Characterization of an artificial intelligence model for ranking static images of blastocyst stage embryos.
Academic Article
Overview
abstract
OBJECTIVE: To perform a series of analyses characterizing an artificial intelligence (AI) model for ranking blastocyst-stage embryos. The primary objective was to evaluate the benefit of the model for predicting clinical pregnancy, whereas the secondary objective was to identify limitations that may impact clinical use. DESIGN: Retrospective study. SETTING: Consortium of 11 assisted reproductive technology centers in the United States. PATIENT(S): Static images of 5,923 transferred blastocysts and 2,614 nontransferred aneuploid blastocysts. INTERVENTION(S): None. MAIN OUTCOME MEASURE(S): Prediction of clinical pregnancy (fetal heartbeat). RESULT(S): The area under the curve of the AI model ranged from 0.6 to 0.7 and outperformed manual morphology grading overall and on a per-site basis. A bootstrapped study predicted improved pregnancy rates between +5% and +12% per site using AI compared with manual grading using an inverted microscope. One site that used a low-magnification stereo zoom microscope did not show predicted improvement with the AI. Visualization techniques and attribution algorithms revealed that the features learned by the AI model largely overlap with the features of manual grading systems.

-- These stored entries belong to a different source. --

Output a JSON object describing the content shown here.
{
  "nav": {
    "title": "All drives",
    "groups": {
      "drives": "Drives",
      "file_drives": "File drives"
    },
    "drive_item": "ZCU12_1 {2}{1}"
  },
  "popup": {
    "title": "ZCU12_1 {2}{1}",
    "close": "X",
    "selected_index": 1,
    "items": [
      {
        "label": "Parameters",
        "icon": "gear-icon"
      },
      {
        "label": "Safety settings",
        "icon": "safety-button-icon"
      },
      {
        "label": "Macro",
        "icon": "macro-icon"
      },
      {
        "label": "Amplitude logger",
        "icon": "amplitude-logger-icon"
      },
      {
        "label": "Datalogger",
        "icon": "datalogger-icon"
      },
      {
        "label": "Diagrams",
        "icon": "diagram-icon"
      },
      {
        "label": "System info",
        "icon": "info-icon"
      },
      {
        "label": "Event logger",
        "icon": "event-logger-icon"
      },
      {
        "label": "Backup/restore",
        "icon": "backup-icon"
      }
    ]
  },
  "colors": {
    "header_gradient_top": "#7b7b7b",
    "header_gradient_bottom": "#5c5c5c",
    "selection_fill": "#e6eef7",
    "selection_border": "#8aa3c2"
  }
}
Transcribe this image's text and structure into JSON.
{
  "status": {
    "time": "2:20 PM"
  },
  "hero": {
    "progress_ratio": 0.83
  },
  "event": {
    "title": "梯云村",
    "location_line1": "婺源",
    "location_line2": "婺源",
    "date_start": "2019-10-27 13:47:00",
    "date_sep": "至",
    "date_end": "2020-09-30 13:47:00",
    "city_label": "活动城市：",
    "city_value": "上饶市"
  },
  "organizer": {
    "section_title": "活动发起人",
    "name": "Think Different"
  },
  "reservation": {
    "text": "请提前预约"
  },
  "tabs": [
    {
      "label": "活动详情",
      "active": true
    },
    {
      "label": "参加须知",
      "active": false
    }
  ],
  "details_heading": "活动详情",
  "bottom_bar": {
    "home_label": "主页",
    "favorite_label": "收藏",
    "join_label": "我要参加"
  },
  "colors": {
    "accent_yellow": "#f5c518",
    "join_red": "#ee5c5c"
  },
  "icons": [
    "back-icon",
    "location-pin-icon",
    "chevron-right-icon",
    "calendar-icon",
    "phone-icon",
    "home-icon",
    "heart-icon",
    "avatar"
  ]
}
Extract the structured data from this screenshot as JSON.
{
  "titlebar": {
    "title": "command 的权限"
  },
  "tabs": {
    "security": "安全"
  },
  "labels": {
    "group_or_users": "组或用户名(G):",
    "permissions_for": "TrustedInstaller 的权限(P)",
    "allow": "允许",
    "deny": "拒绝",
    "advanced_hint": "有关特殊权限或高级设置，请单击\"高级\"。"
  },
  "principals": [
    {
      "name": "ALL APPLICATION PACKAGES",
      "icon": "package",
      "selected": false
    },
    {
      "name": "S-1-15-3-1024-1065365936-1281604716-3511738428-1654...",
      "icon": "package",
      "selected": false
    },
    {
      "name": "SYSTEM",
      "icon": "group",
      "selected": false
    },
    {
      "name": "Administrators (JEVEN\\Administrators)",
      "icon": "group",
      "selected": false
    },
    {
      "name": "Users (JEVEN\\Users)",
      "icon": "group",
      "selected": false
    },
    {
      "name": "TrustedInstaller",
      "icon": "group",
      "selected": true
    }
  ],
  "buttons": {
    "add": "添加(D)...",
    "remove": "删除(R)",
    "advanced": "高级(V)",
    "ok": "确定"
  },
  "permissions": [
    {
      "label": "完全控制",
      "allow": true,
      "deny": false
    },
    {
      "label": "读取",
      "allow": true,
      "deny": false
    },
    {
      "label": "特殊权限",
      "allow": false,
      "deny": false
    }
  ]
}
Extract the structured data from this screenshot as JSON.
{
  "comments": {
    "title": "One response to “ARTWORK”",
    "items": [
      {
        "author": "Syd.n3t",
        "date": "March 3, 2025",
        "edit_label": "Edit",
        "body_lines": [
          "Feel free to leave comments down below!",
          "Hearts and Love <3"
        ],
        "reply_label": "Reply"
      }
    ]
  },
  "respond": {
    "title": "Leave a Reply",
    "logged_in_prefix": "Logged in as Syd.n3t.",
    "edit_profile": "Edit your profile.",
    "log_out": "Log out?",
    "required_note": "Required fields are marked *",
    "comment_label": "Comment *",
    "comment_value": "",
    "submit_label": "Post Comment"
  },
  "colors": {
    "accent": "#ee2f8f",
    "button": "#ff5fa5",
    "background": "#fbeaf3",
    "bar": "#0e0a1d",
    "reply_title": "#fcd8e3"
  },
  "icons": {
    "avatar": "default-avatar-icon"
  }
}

Two sources of bias relating to the type of microscope and presence of embryo holding micropipettes were identified and mitigated. The analysis of AI scores in relation to pregnancy rates showed that score differences of ≥0.1 (10%) correspond with improved pregnancy rates, whereas score differences of <0.1 may not be clinically meaningful. CONCLUSION(S): This study demonstrates the potential of AI for ranking blastocyst stage embryos and highlights potential limitations related to image quality, bias, and granularity of scores.